Maintenance guidance

2022-09-06

Intoduction

DescrTab2 is a powerful package with vast customization options. With this, unfortunately, comes code that has to deal with quite a bit of special cases an exceptions. This document aims to describe the flow of control of the DescrTab2 package, so that future generations may continue development and successfully fix potential bugs.

Flow of control

descr

The user interfaces mostly with the descr function. descr does all the calculations, i.e. the evaluation of the summary statistics on the data (mean, sd, median, etc. for continuous variables and counts for categorical variables) and the calculation of statistical tests. For this descr calls the descr_cat and descr_cont functions, which evaluate the list of summary statistics on the data. descr_cat then calls test_cat and descr_cont calls test_cont, which calculate appropriate statistical tests. A detailed description for the choice of test can be read in the “Test choice” vignette.

descr returns a DescrList object, which is basically a named list containing all calculation results and the formatting options.

print

To turn a DescrList object into pretty output, the object has to be passed to the print function. print is a generic function. This means that if a DescrList object is passed to print, the specialized print.DescrList function will be invoked automatically.

Preprocessing

Since the proper output format is highly document type dependent, print.DescrList creates output in two steps. The first step is independent of the output format: The creation of a DescrPrintObj by calling the create_printObj function.

In this function, proper formatting is applied to the results in the DescrList and the formatted values are saved inside a tibble. Formatting in this case means converting numbers to characters, reducing the number of decimal digits, combining variables like “Q1” and “Q3” into “Q1 - Q3”, formatting small p values to display as “<0.001” and adding “%” values to categorical variables.

Somewhat of an exception is the case printFormat="numeric". Here, numbers are not converted characters and consequently very little formatting can be applied.

The formatting in create_printObj is done by iterating over all variables in the DescrList object and creating an appropriate sub-table by calling one of create_numeric_subtable.cat_summary, create_numeric_subtable.cont_summary, create_character_subtable.cat_summary or create_character_subtable.cont_summary.

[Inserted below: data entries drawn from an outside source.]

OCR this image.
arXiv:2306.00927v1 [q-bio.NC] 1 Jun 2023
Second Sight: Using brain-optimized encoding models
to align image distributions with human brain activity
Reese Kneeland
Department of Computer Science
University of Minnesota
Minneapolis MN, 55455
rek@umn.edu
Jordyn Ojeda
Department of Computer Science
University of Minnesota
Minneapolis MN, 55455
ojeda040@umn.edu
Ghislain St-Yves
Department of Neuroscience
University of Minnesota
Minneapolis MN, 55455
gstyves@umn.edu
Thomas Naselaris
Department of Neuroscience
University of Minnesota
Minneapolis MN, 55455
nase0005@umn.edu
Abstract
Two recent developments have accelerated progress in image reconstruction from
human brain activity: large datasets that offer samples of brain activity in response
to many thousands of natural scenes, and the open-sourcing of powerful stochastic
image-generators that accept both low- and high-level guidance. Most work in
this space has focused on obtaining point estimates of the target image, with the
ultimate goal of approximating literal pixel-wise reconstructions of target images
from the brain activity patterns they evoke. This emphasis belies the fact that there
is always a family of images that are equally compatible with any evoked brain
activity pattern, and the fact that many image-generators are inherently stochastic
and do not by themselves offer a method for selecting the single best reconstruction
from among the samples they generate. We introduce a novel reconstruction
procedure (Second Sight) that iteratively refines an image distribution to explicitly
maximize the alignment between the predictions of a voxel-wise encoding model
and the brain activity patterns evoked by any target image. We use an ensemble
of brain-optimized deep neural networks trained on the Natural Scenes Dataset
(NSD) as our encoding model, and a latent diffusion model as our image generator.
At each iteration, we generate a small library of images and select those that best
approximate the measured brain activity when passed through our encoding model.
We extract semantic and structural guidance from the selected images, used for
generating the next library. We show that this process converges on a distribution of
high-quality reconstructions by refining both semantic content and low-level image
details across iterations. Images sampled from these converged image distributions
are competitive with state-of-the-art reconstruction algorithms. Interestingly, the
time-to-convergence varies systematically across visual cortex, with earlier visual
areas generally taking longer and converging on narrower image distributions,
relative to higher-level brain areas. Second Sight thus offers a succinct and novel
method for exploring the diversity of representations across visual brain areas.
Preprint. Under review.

Whether create_numeric_subtable or create_character_subtable is called is determined by the printFormat option (all options lead to create_character_subtable except printFormat="numeric). Whether .cat_summary or .cont_summary is called depends on the type of variable. The sub-tables are then concatenated to a master table.

Postprocessing

The DescrPintObj is the transformed into appropriate output format by calling one of print_tex, print_html, print_word, print_console or print_numeric.

print_console basically prints the tibble that is produces by create_printObj using a slightly modified version of the default method for printing tibbles.

print_numeric basically prints the tibble produces by create_printObj if printFormat="numeric" was specified.

print_tex and print_html use kableExtra to convert the tibble from create_printObj into raw tex or html output. Some special formatting has to be applied to these outputs to accomodate for superscripts and to escape special LaTeX characters.

print_word produces a flextable object from the tibble returned by create_printObj. flextables play relatively nicely with word.